Now it is just a matter of waiting to see how it goes. Probably need a few more parameters but this will be the first test.

False starts with PacBio reads

As mentioned previously, the raw reads from RSII and Sequel PacBio come as bax.h5 and subreads.bam respectively. Both the Falcon and Canu assembler take input files of Fasta or Fastq.

After reading a bit more we realized that we needed to extract the fasta as well as the arrow files for assembly and then polishing.

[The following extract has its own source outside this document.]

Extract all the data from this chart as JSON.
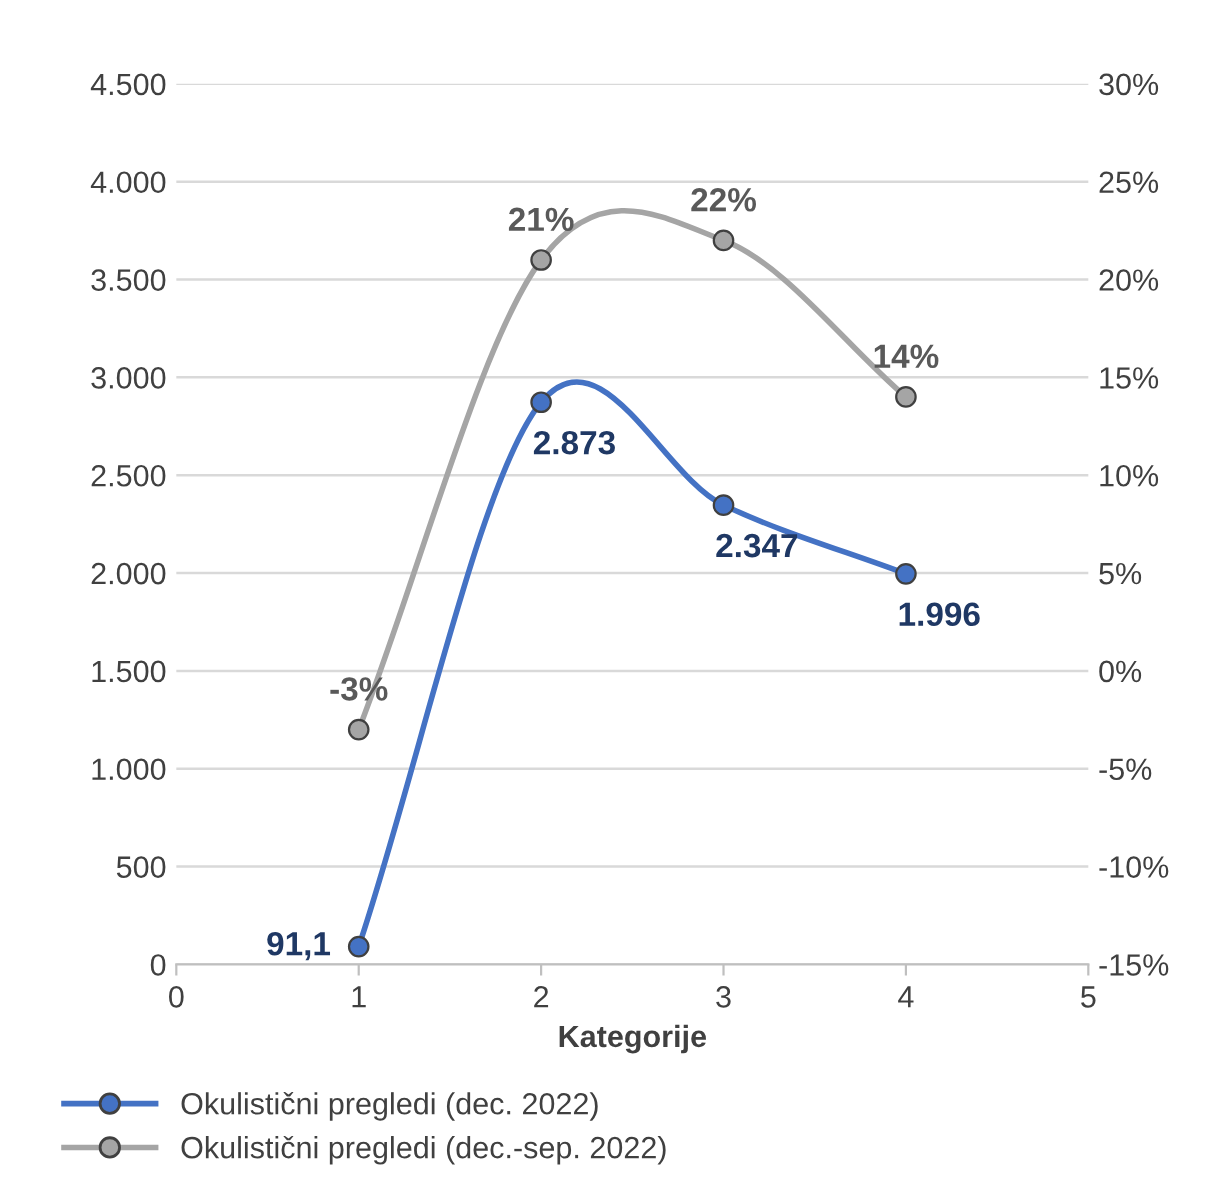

Dextract from the Dazzler suite is the software to extract and make these files from the bax.h5 and subreads.bam.

The following explanation is what happened when we attempted to install dextract via the Falcon-integrate onto the hpc.

Found DEXTRACTOR was not on the HPC – thought it may have been installed as part of FALCON, which is there, but this was not the case. We then decided to install FALCON-integrate which includes DEXTRACTOR. We followed the intructions here:
export GIT_SYM_CACHE_DIR=~/.git-sym-cache # to speed things up
cd FALCON-integrate
git checkout master  # or whatever version you want
git submodule update –init # Note: You must do this yourself! No longer via `make init`.
make init
source env.sh
make config-edit-user
make -j all
make test  # to run a simple one
Needed to run “module load python” to get the correct python version (2.7.9.)
Found that dextract did not build. This was fixed by changing the hdf5 include and lib path in the makefile (DEXTRACTOR/Makefile)
Then found FALCON-integrate doesn’t have the later version of DEXTRACTOR which can work with .bam files, so we decided to do a stand alone install of the latest DEXTRACTOR.
cd DEXTRACTOR
git checkout master
make -f Makefile
The makefile needed to be edited to work with different zlib and hdf5 include and lib paths
(possibly could have avoided this by running “module load hdf5/1.8.16” and “module load zlib” beforehand)
Running dextract
Need to run
module load hdf5/1.8.16
module load zlib
beforehand
Example:
~/bin/DEXTRACTOR/dextract -f -a m54078_170627_071131.subreads.bam
generates a m54078_170627_071131.fasta and a m54078_170627_071131.arrow in the current directory
-f outputs a fasta file
-a outputs an arrow file